Trap-flavoured super-hit single Bodak Yellow helped see Cardi B become just the third act – and the first rapper – to place her first three Billboard Hot 100 entries in the US charts top 10 simultaneously, joining only The Beatles and Ashanti in achieving the feat. The new queen of chart rap will be on the radar of most attendees.

Refreshingly, there is much greater gender representation in this year’s line-up, and Princess Nokia and Ibeyi may well be the weekend’s unmissable beneath-the-banner acts. Ibeyi construct boldy expressive and harmonious R&B from the outer-reaches of the soul, drawing from Afro-Cuban roots, their soulful, soothing jazzy soundscapes have enough modern electronic nuances to beguile.

Destiny Nicole Frasquieri, as she’s known to her parents, is a idiosyncratic New York based rapper whose '1992' mixtape was reissued last year on renowned indie-rock label Rough Trade as a full-length. What resulted was one of the most honest, geekily fantastic tapes of the year, pirouetting with ease from dusty, soul-sample ‘90’s beats to gleaming trap production, all the while rapping with a stirring self-confidence about mysticism, her local Bodega, and gender politics, specifically Tomboy where she repeatedly quips, “With my little titties and my fat belly”. Her riotous live-shows are well documented; don’t miss it.

Tyler, the Creator is Saturday’s must-see act. His latest album signalled a newfound maturity, emotionally rich and texturally beautiful, the de facto leader of the now-defunct blog-rap collective Odd Future found a new lease of life. A combination of heartfelt lyrics and warm synth-rap will shine, along with some of his older more deafening shock-value tracks, ones which earned him the attention from the British government in 2015.

Former Odd Future crew member Syd fronts The Internet, a talented group of multi-instrumentalists.
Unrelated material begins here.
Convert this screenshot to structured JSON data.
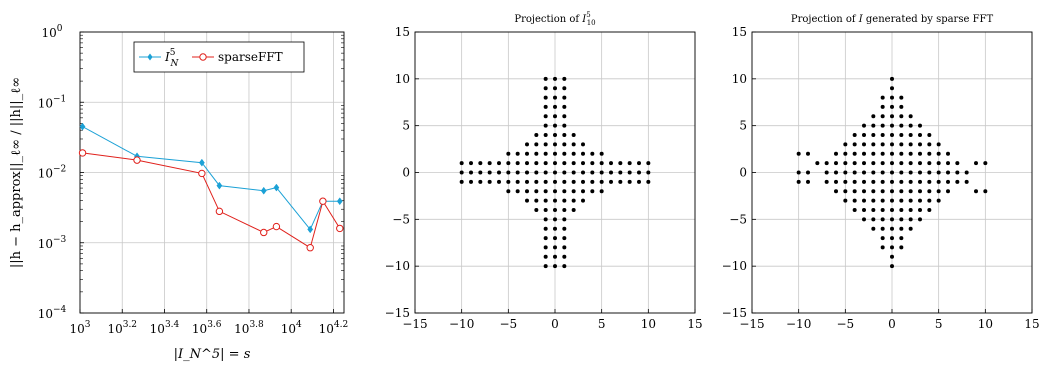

Music writer Craig Jenkins referred to their last album’s sound as “tight, hooky hip-hop soul”, and its difficult to navigate their sound without understanding their hip-hop and soul fundamentals. They constitute the closest thing resembling a guitar-band over the weekend.

Pop prodigy Khalid, recently turned 20, will also feature during the weekend. He visits Ireland off the back of a breakthrough 2017, which saw his music video for Location amass over 200 million views on YouTube. His take on R&B is not quite as intricate or nuanced as Sampha, but his endearing and buttery voice will make for a exuberant live-set full of sing-alongs.

There’s something for hip-hop and R&B fans across the spectrum; quiet to brash, the fun to the socially aware.

Longitude and its organizers, MCD, have taken a well-informed gamble in an effort to curb irrelevancy, and have delivered. Younger crowds will, for the most part, elude catching the latest LCD Soundsystem or Vaccines’ releases, they won’t flock to immerse themselves in deep oeuvre cuts from Interpol or The National.

For a generation that holds iPhones aloft instead of lighters, this is a stellar line-up brimming with soaring vocalists, colourful personalities, huge hits and even bigger Instagram potentialities.

Don’t underestimate the power of youth.